The first round of forward bidding in the FCC’s 600 MHz incentive auction proceedings generated more than $8 billion in net “winning” bids, or roughly 10% of the more than $88 billion in total proceeds expected to be needed for a successful auction. Most of the initial bidding was heavily weighted toward the auction’s more populous licenses, which garnered significant interest from participants.
Following conclusion of the proceeding’s reverse auction, the FCC is offering up various blocks of spectrum across 428 partial economic areas, with each block containing 10 megahertz of spectrum.
As expected, the New York City-based partial economic area license block received the greatest amount of interest, with bidders putting in claims for 33 10-megahertz blocks of licenses at the opening price of $135 million per license. However, the FCC only has 10 of those blocks available, showing much greater demand currently than supply, and thus only 10 bids are counted toward the current total of net winning bids.
The Los Angeles-based PEA drew 20 bids for the five available license blocks at an opening round price of $100 million per block, followed by 28 bids for the 10 Chicago-based PEA blocks at $49.5 million per block. The San Francisco-based PEA saw the second-highest activity with 29 bids placed for 10 available PEA blocks at a price of $47.5 million per block.
By comparison, the opening round of the FCC’s AWS-3 auction, which finished with a record $41.3 billion in net proceeds, drew $1.8 billion in opening-round winning bids.
Similar to recent spectrum auctions, the FCC is only releasing bidding information on markets and not on which bidders have placed those bids. The current auction includes 62 qualified bidders, including the likes of Verizon Wireless, AT&T Mobility, T-Mobile US, U.S. Cellular and C Spire.

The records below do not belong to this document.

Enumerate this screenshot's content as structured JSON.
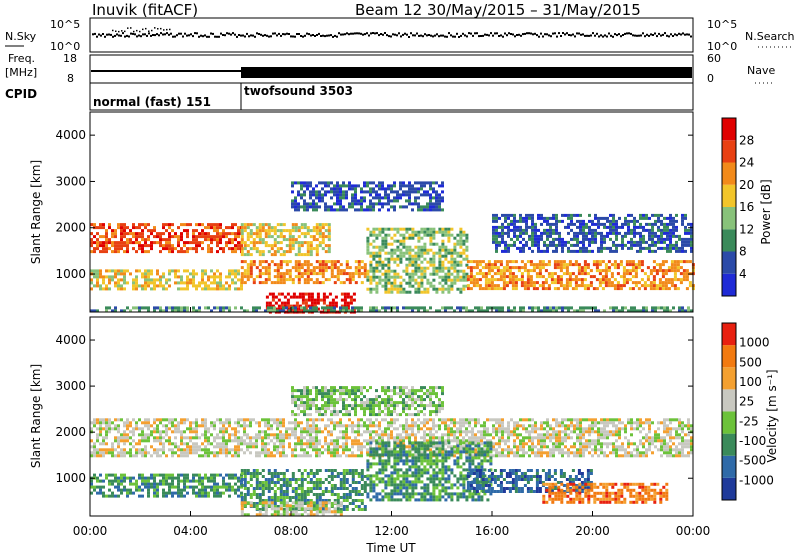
{
  "header": {
    "station_title": "Inuvik (fitACF)",
    "beam_title": "Beam 12  30/May/2015 – 31/May/2015"
  },
  "top_panels": {
    "nsky_label": "N.Sky",
    "nsearch_label": "N.Search",
    "nsearch_ticks": [
      "10^5",
      "10^0"
    ],
    "nsky_ticks": [
      "10^5",
      "10^0"
    ],
    "freq_label": "Freq.",
    "freq_unit": "[MHz]",
    "freq_ticks": [
      "18",
      "8"
    ],
    "nave_label": "Nave",
    "nave_ticks": [
      "60",
      "0"
    ],
    "cpid_label": "CPID",
    "cpid_segments": [
      {
        "label": "normal (fast) 151",
        "start_hour": 0,
        "end_hour": 6
      },
      {
        "label": "twofsound 3503",
        "start_hour": 6,
        "end_hour": 24
      }
    ]
  },
  "chart_data": [
    {
      "type": "heatmap",
      "name": "power",
      "ylabel": "Slant Range [km]",
      "ylim": [
        180,
        4500
      ],
      "yticks": [
        "1000",
        "2000",
        "3000",
        "4000"
      ],
      "xlim": [
        0,
        24
      ],
      "colorbar": {
        "label": "Power [dB]",
        "ticks": [
          "28",
          "24",
          "20",
          "16",
          "12",
          "8",
          "4"
        ],
        "colors": [
          "#1f2bd6",
          "#2b4aa8",
          "#3a8a5a",
          "#88c27a",
          "#f2c52a",
          "#f28a1a",
          "#e84012",
          "#e00000"
        ]
      },
      "bands": [
        {
          "x0": 0,
          "x1": 6,
          "y0": 1500,
          "y1": 2100,
          "level": 6
        },
        {
          "x0": 0,
          "x1": 6,
          "y0": 700,
          "y1": 1100,
          "level": 4
        },
        {
          "x0": 6,
          "x1": 9.5,
          "y0": 1400,
          "y1": 2100,
          "level": 4
        },
        {
          "x0": 7,
          "x1": 10.5,
          "y0": 200,
          "y1": 600,
          "level": 7
        },
        {
          "x0": 6,
          "x1": 11,
          "y0": 800,
          "y1": 1300,
          "level": 5
        },
        {
          "x0": 11,
          "x1": 15,
          "y0": 600,
          "y1": 2000,
          "level": 3
        },
        {
          "x0": 15,
          "x1": 24,
          "y0": 700,
          "y1": 1300,
          "level": 5
        },
        {
          "x0": 16,
          "x1": 24,
          "y0": 1500,
          "y1": 2300,
          "level": 1
        },
        {
          "x0": 8,
          "x1": 14,
          "y0": 2400,
          "y1": 3000,
          "level": 1
        },
        {
          "x0": 0,
          "x1": 24,
          "y0": 180,
          "y1": 300,
          "level": 2
        }
      ]
    },
    {
      "type": "heatmap",
      "name": "velocity",
      "ylabel": "Slant Range [km]",
      "ylim": [
        180,
        4500
      ],
      "yticks": [
        "1000",
        "2000",
        "3000",
        "4000"
      ],
      "xlim": [
        0,
        24
      ],
      "xticks": [
        "00:00",
        "04:00",
        "08:00",
        "12:00",
        "16:00",
        "20:00",
        "00:00"
      ],
      "xlabel": "Time UT",
      "colorbar": {
        "label": "Velocity [m s⁻¹]",
        "ticks": [
          "1000",
          "500",
          "100",
          "25",
          "-25",
          "-100",
          "-500",
          "-1000"
        ],
        "colors": [
          "#1f3a9a",
          "#2f6aa8",
          "#3a8a5a",
          "#6cc23a",
          "#c8c8c0",
          "#f4a030",
          "#f27a10",
          "#e82010"
        ]
      },
      "bands": [
        {
          "x0": 0,
          "x1": 24,
          "y0": 1500,
          "y1": 2300,
          "level": 4
        },
        {
          "x0": 0,
          "x1": 6,
          "y0": 600,
          "y1": 1100,
          "level": 2
        },
        {
          "x0": 6,
          "x1": 11,
          "y0": 300,
          "y1": 1200,
          "level": 2
        },
        {
          "x0": 11,
          "x1": 16,
          "y0": 500,
          "y1": 1800,
          "level": 2
        },
        {
          "x0": 15,
          "x1": 20,
          "y0": 700,
          "y1": 1200,
          "level": 1
        },
        {
          "x0": 18,
          "x1": 23,
          "y0": 500,
          "y1": 900,
          "level": 6
        },
        {
          "x0": 6,
          "x1": 10,
          "y0": 180,
          "y1": 500,
          "level": 4
        },
        {
          "x0": 8,
          "x1": 14,
          "y0": 2400,
          "y1": 3000,
          "level": 3
        }
      ]
    }
  ]
}
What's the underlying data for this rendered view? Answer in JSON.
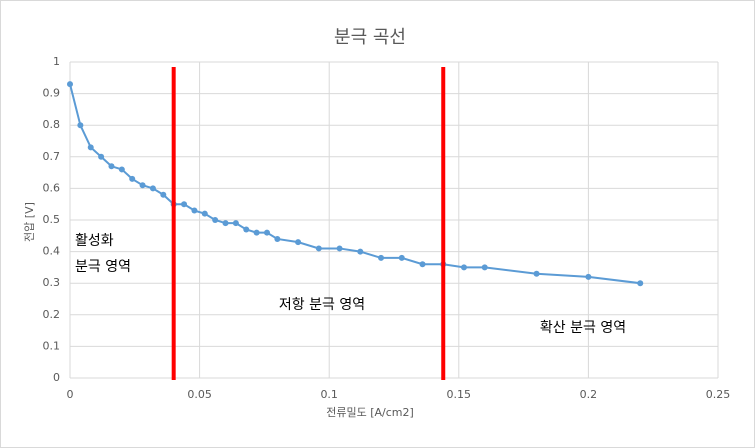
{
  "chart_data": {
    "type": "line",
    "title": "분극 곡선",
    "x_label": "전류밀도 [A/cm2]",
    "y_label": "전압 [V]",
    "x": [
      0,
      0.004,
      0.008,
      0.012,
      0.016,
      0.02,
      0.024,
      0.028,
      0.032,
      0.036,
      0.04,
      0.044,
      0.048,
      0.052,
      0.056,
      0.06,
      0.064,
      0.068,
      0.072,
      0.076,
      0.08,
      0.088,
      0.096,
      0.104,
      0.112,
      0.12,
      0.128,
      0.136,
      0.144,
      0.152,
      0.16,
      0.18,
      0.2,
      0.22
    ],
    "series": [
      {
        "name": "전압",
        "color": "#5b9bd5",
        "values": [
          0.93,
          0.8,
          0.73,
          0.7,
          0.67,
          0.66,
          0.63,
          0.61,
          0.6,
          0.58,
          0.55,
          0.55,
          0.53,
          0.52,
          0.5,
          0.49,
          0.49,
          0.47,
          0.46,
          0.46,
          0.44,
          0.43,
          0.41,
          0.41,
          0.4,
          0.38,
          0.38,
          0.36,
          0.36,
          0.35,
          0.35,
          0.33,
          0.32,
          0.3
        ]
      }
    ],
    "xlim": [
      0,
      0.25
    ],
    "xticks": [
      0,
      0.05,
      0.1,
      0.15,
      0.2,
      0.25
    ],
    "ylim": [
      0,
      1
    ],
    "yticks": [
      0,
      0.1,
      0.2,
      0.3,
      0.4,
      0.5,
      0.6,
      0.7,
      0.8,
      0.9,
      1
    ],
    "grid": true,
    "vlines": {
      "color": "#ff0000",
      "x": [
        0.04,
        0.144
      ]
    },
    "annotations": [
      "활성화",
      "분극 영역",
      "저항 분극 영역",
      "확산 분극 영역"
    ]
  }
}
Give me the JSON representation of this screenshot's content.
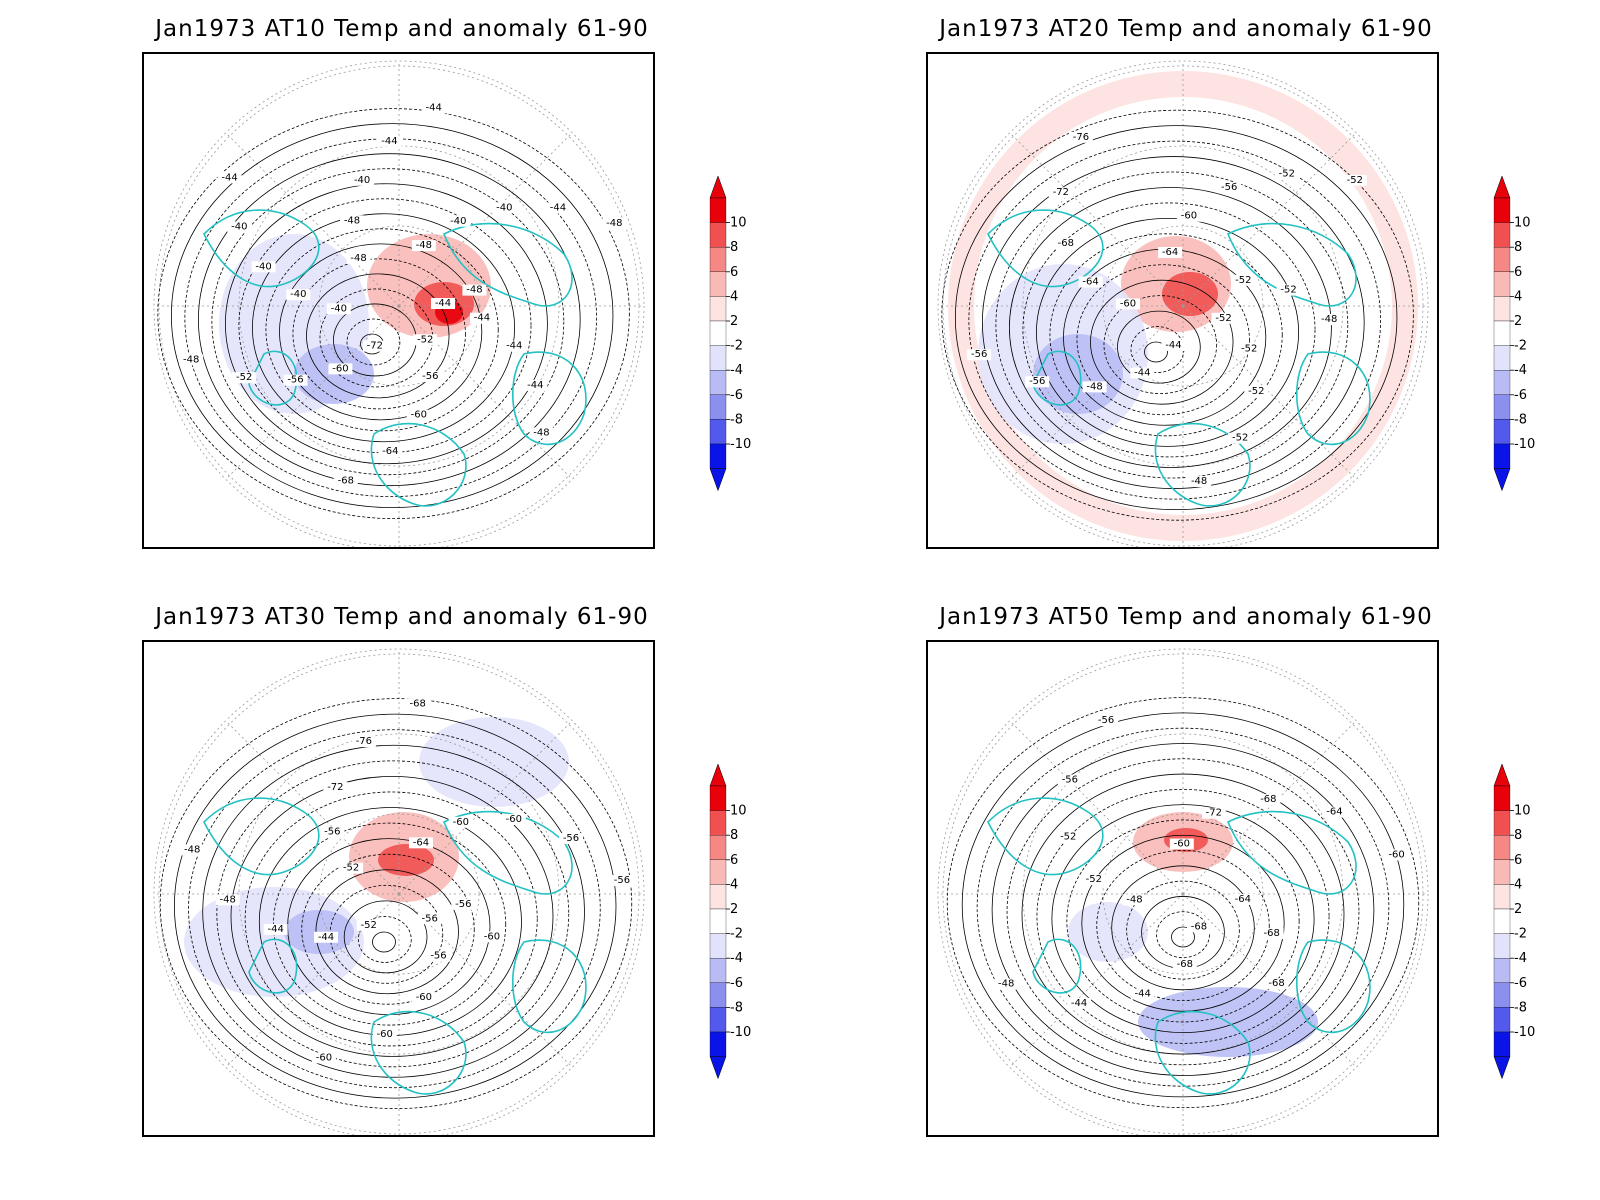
{
  "panels": [
    {
      "id": "at10",
      "title": "Jan1973 AT10 Temp and anomaly 61-90",
      "contour_labels": [
        "-44",
        "-44",
        "-44",
        "-44",
        "-48",
        "-52",
        "-56",
        "-60",
        "-64",
        "-68",
        "-72",
        "-60",
        "-56",
        "-52",
        "-48",
        "-40",
        "-40",
        "-40",
        "-40",
        "-44",
        "-48",
        "-48",
        "-40",
        "-44",
        "-44",
        "-48",
        "-40",
        "-40",
        "-44",
        "-48",
        "-48"
      ],
      "anomaly_features": [
        {
          "sign": "positive",
          "peak": 10
        },
        {
          "sign": "negative",
          "peak": -6
        }
      ]
    },
    {
      "id": "at20",
      "title": "Jan1973 AT20 Temp and anomaly 61-90",
      "contour_labels": [
        "-52",
        "-52",
        "-52",
        "-52",
        "-48",
        "-44",
        "-44",
        "-48",
        "-56",
        "-56",
        "-60",
        "-64",
        "-68",
        "-72",
        "-76",
        "-64",
        "-60",
        "-56",
        "-52",
        "-52",
        "-52",
        "-52",
        "-48"
      ],
      "anomaly_features": [
        {
          "sign": "positive",
          "peak": 8
        },
        {
          "sign": "negative",
          "peak": -6
        }
      ]
    },
    {
      "id": "at30",
      "title": "Jan1973 AT30 Temp and anomaly 61-90",
      "contour_labels": [
        "-56",
        "-56",
        "-60",
        "-60",
        "-60",
        "-52",
        "-44",
        "-44",
        "-48",
        "-48",
        "-52",
        "-56",
        "-72",
        "-76",
        "-68",
        "-64",
        "-60",
        "-60",
        "-56",
        "-56",
        "-56",
        "-60"
      ],
      "anomaly_features": [
        {
          "sign": "positive",
          "peak": 6
        },
        {
          "sign": "negative",
          "peak": -6
        }
      ]
    },
    {
      "id": "at50",
      "title": "Jan1973 AT50 Temp and anomaly 61-90",
      "contour_labels": [
        "-68",
        "-68",
        "-44",
        "-44",
        "-48",
        "-48",
        "-52",
        "-52",
        "-56",
        "-56",
        "-60",
        "-72",
        "-68",
        "-64",
        "-60",
        "-64",
        "-68",
        "-68"
      ],
      "anomaly_features": [
        {
          "sign": "positive",
          "peak": 4
        },
        {
          "sign": "negative",
          "peak": -4
        }
      ]
    }
  ],
  "colorbar": {
    "labels": [
      "10",
      "8",
      "6",
      "4",
      "2",
      "-2",
      "-4",
      "-6",
      "-8",
      "-10"
    ],
    "colors": [
      "#e8000b",
      "#f0504f",
      "#f58784",
      "#f9b9b6",
      "#fde3e1",
      "#ffffff",
      "#e2e3fb",
      "#b9bcf4",
      "#8a8ff0",
      "#5359ec",
      "#0a14e6"
    ],
    "over_color": "#e8000b",
    "under_color": "#0a14e6"
  },
  "colors": {
    "coastline": "#22c1c3",
    "contour": "#000000",
    "grid": "#9a9a9a"
  }
}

The FCC managed to clear a total of 126 megahertz of spectrum from television broadcasters as part of the reverse auction at a clearing target price in excess of $86 billion. Factoring in additional clearing and administrative charges, the bidders will need to post winning bids in excess of $88 billion in order for the current forward auction results to count. That amount came in well above expectations, leading many to note the FCC will likely need to conduct additional bidding stages in order to hit financial levels in line with bidding demand.
FCC Chairman Tom Wheeler acknowledged that the government agency may need to conduct further reverse auction stages should forward auction bidding not meet the current $86 billion clearing target. Those additional stages could result in less spectrum being transitioned from television broadcasters to mobile telecom operators, as well as the potential for the auction to stretch into next year.
The FCC previously said it will set aside 30 megahertz of the repackaged spectrum for carriers that do not already control a significant amount of sub-1 GHz spectrum holdings, which is predominately made up of AT&T and Verizon Communications.
T-Mobile US is expected to be the most aggressive bidder for the set-aside spectrum, with some predicting the carrier could spend up to $10 billion on licenses. While not eligible for the set-aside licenses, analysts predict AT&T could bid between $10 billion and $15 billion for licenses – having committed to at least $9 billion in bids as part of gaining approval of its DirecTV acquisition – while Verizon Communications is predicted to bid around $10 billion. Verizon Wireless is also expected to bid up to $10 billion on spectrum.
Sprint, which has sat out all of the FCC’s recent spectrum auctions, announced last year it would again sit out the competitive bidding process. The carrier noted a need to focus on improving its network and that it already had sufficient spectrum due to its vast portfolio in the 2.5 GHz spectrum band.
Following the six-hour opening round, the FCC is set to conduct a pair of two-hour bidding rounds each day through the end of this week.